Fra Michele placed Ginevra’s head gently down upon the filthy pallet. He went to the bars, and was passed a lumpy pie, the burnt head of an eel poking through the crust, and a bottle of wine.
“I don’t think she can eat much.”
“Well, if I was you, I’d still open that pie immediately , best fresh, you know.”
“I don’t need a gravedigger telling me about pies,” he said, uncorking the wine with his teeth and taking a big swig.
“What I’m trying to say, dense sir, is there might be more than eels in this pie.”
“OH. Oh. I see. I see. I will eat it right away, then. Carefully.”
“Now you’ve got it. Enjoy. I’ll be back the day after next to collect the lady.”
The jailkeeper walked by on his rounds, and Becchino hurried away.
Fra Michele knelt back by Ginevra and inexpertly poured wine down her throat, which made her choke and sputter but raised her from her stupor a little bit. “Look!” he said, breaking the pie apart once the jailkeeper was out of earshot. “You have a message from a Signora Tornaparte—do you know her? She says that Giancarlo is with her.”
Ginevra smiled weakly at the news. It hurt too much to talk.
The inquisitor read the letter in hushed tones, one eye out for the jailer. It detailed how Piero was to spy on the bishop. Ginevra stirred at Piero’s name—he had not left her! He had been trying to find her! Fra Michele took a huge bite of the pie. He yelped in pain and spat out a mouthful of eel bits, a broken tooth, and two little green stones speckled in red. He held them out in wonder.
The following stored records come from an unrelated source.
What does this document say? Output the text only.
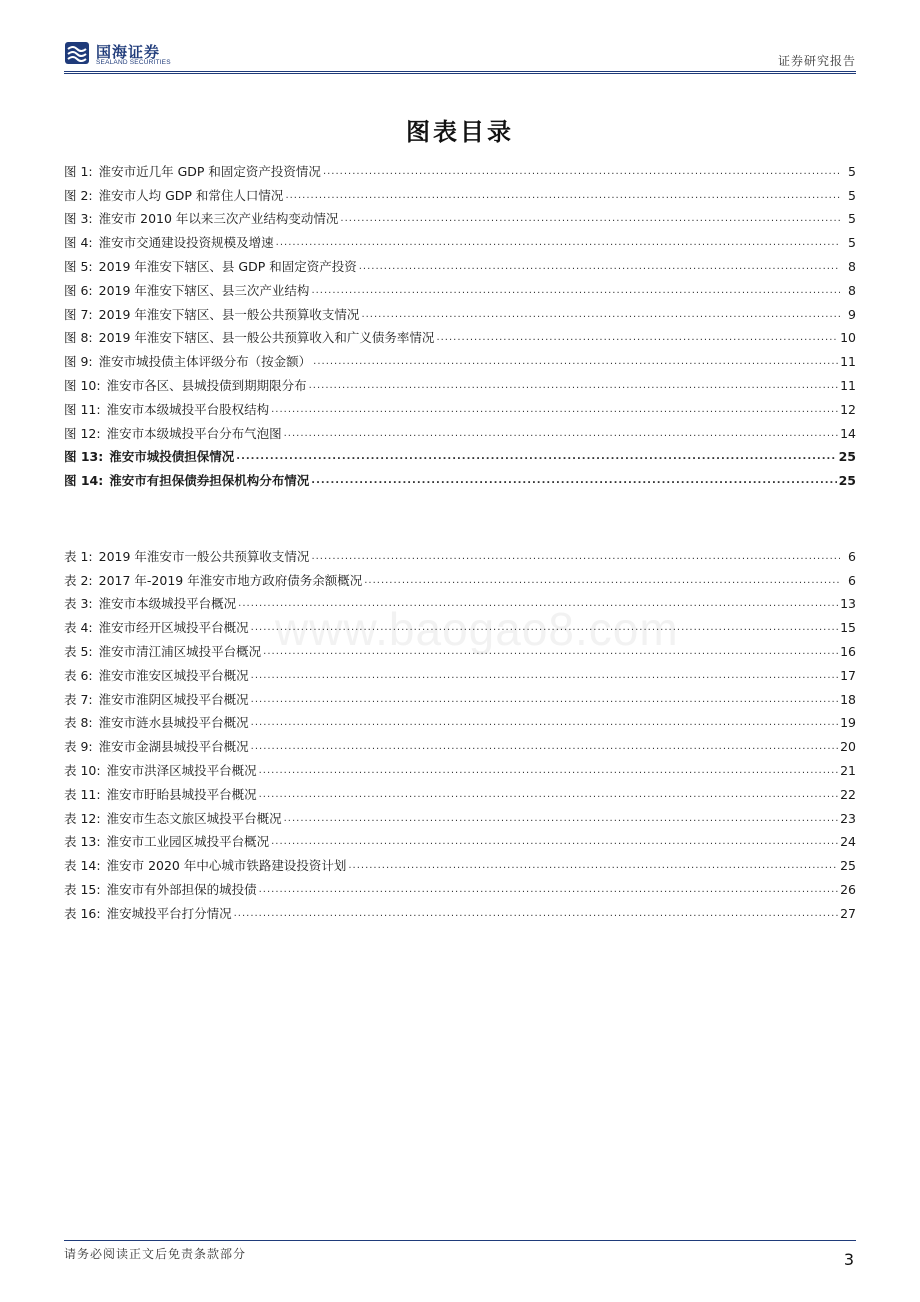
国海证券
SEALAND SECURITIES	证券研究报告
图表目录
www.baogao8.com
图 1: 淮安市近几年 GDP 和固定资产投资情况 .....	5
图 2: 淮安市人均 GDP 和常住人口情况 .....	5
图 3: 淮安市 2010 年以来三次产业结构变动情况 .....	5
图 4: 淮安市交通建设投资规模及增速 .....	5
图 5: 2019 年淮安下辖区、县 GDP 和固定资产投资 .....	8
图 6: 2019 年淮安下辖区、县三次产业结构 .....	8
图 7: 2019 年淮安下辖区、县一般公共预算收支情况 .....	9
图 8: 2019 年淮安下辖区、县一般公共预算收入和广义债务率情况 .....	10
图 9: 淮安市城投债主体评级分布（按金额） .....	11
图 10: 淮安市各区、县城投债到期期限分布 .....	11
图 11: 淮安市本级城投平台股权结构 .....	12
图 12: 淮安市本级城投平台分布气泡图 .....	14
图 13: 淮安市城投债担保情况 .....	25
图 14: 淮安市有担保债券担保机构分布情况 .....	25
表 1: 2019 年淮安市一般公共预算收支情况 .....	6
表 2: 2017 年-2019 年淮安市地方政府债务余额概况 .....	6
表 3: 淮安市本级城投平台概况 .....	13
表 4: 淮安市经开区城投平台概况 .....	15
表 5: 淮安市清江浦区城投平台概况 .....	16
表 6: 淮安市淮安区城投平台概况 .....	17
表 7: 淮安市淮阴区城投平台概况 .....	18
表 8: 淮安市涟水县城投平台概况 .....	19
表 9: 淮安市金湖县城投平台概况 .....	20
表 10: 淮安市洪泽区城投平台概况 .....	21
表 11: 淮安市盱眙县城投平台概况 .....	22
表 12: 淮安市生态文旅区城投平台概况 .....	23
表 13: 淮安市工业园区城投平台概况 .....	24
表 14: 淮安市 2020 年中心城市铁路建设投资计划 .....	25
表 15: 淮安市有外部担保的城投债 .....	26
表 16: 淮安城投平台打分情况 .....	27
请务必阅读正文后免责条款部分	3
“What sort of eel part is this?”
Ginevra’s eyes opened: How could she have forgotten? It was a plain truth that fish dearly love to eat magic jewels. Lucia’s eels must have swallowed the bloodstones when the medicine jar exploded over their well! She forced herself up on the rough boards, took the stones from Fra Michele, and pressed them against her throat until the golden strings hummed and the air filled with vibrations. But her hands were too weak and she kept dropping them. Fra Michele put them back and held his own hands flat against hers, all the way through the spasms and twitching that followed. This way the bloodstones stayed in place until their magic forced the sickness out and she puked up a great black glob and fell asleep. He whispered into her unconscious ears that if this was not the magic of God, then nothing was, and swore he would do everything in his power to see that she was admitted to the Guild of Doctors, Apothecaries, and Grocers.